Okay, here is my story about the “ex tarot spread” that I practiced today.

I woke up this morning feeling all kinds of weird. I had this strange dream about my ex, and it got me thinking, “What’s going on with him now?” I remembered I had this old tarot deck tucked away in a drawer, and I thought, “Why not give this a shot?” I’ve always been into understanding how zodiac signs can affect our personalities and such, and I know tarot cards can sometimes give you a little insight into things. So, I figured I’d try out an “ex tarot spread” to see what’s up.
First, I gotta set the mood, right? I lit some candles, put on some chill music, and cleared my mind. It’s important to get into the right headspace for this, otherwise, it’s just a bunch of cards. I shuffled the deck while thinking about my ex and the whole situation. I don’t know how, but it just felt right to focus on the good times and what I learned from the relationship. I mean, I don’t hate my ex or anything, and I think that’s really important when you do something like this.
My Process
I laid out the cards in a simple spread I found. It’s a pretty basic one, but it seemed like it would do the trick. There were positions for things like:
- What my ex is thinking about me now
- How he’s feeling overall
- What he wants from me (if anything)
- If there’s any chance of us getting back together
I flipped over the cards one by one. Man, some of them were spot on! It was like they knew exactly what was going on. One card showed that he’s been feeling nostalgic, which totally makes sense. Another card hinted that he might be thinking about reaching out, but he’s not sure how I’d react. Which, yeah, that’s pretty accurate. I won’t bore you with all the details of each card, but it was interesting, to say the least.

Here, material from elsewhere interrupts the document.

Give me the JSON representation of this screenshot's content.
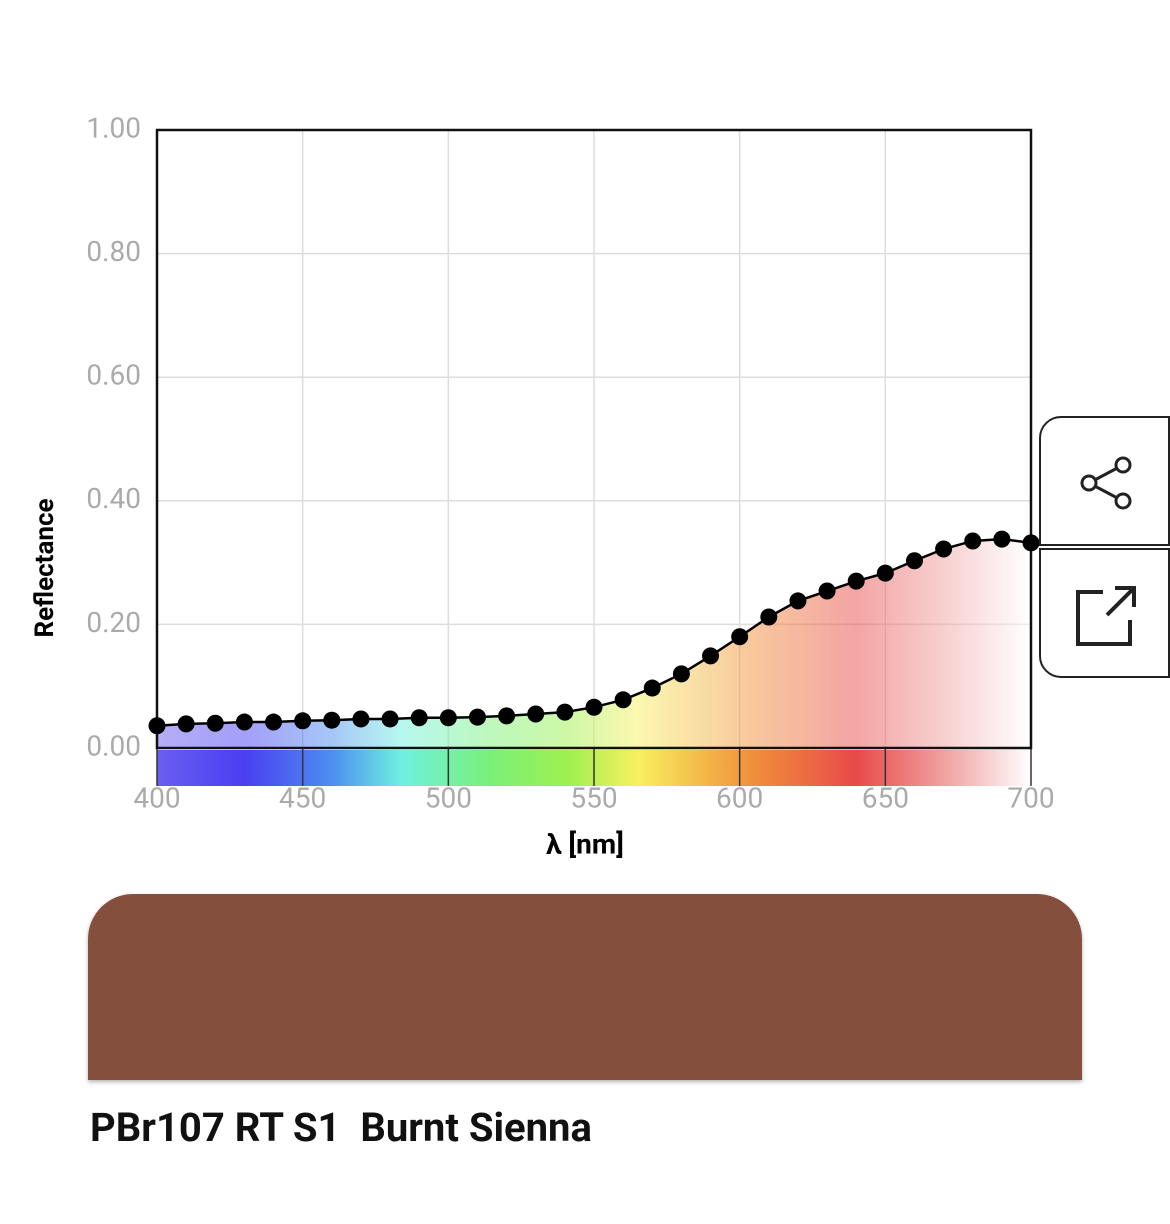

I spent a good hour just looking at the cards, thinking about what they could mean, and just kind of reflecting on the whole thing. I’m not saying it was some magical experience or anything, but it helped me see things from a different perspective. It was more like a way to organize my thoughts and feelings about my ex and the whole relationship. It definitely gave me some insights into his possible thoughts and emotions that I hadn’t really considered before. I’m not going to make any life-changing decisions based on this, but it’s always good to try new things and see what happens.
In the end, it was a cool experiment. I didn’t get any earth-shattering revelations, but it was a good way to spend a morning. Plus, it reminded me that I still have a lot to learn about myself and how I deal with relationships. Maybe I’ll try another spread sometime, just to see what else I can uncover. You never know what you might find out when you open yourself up to new experiences, right?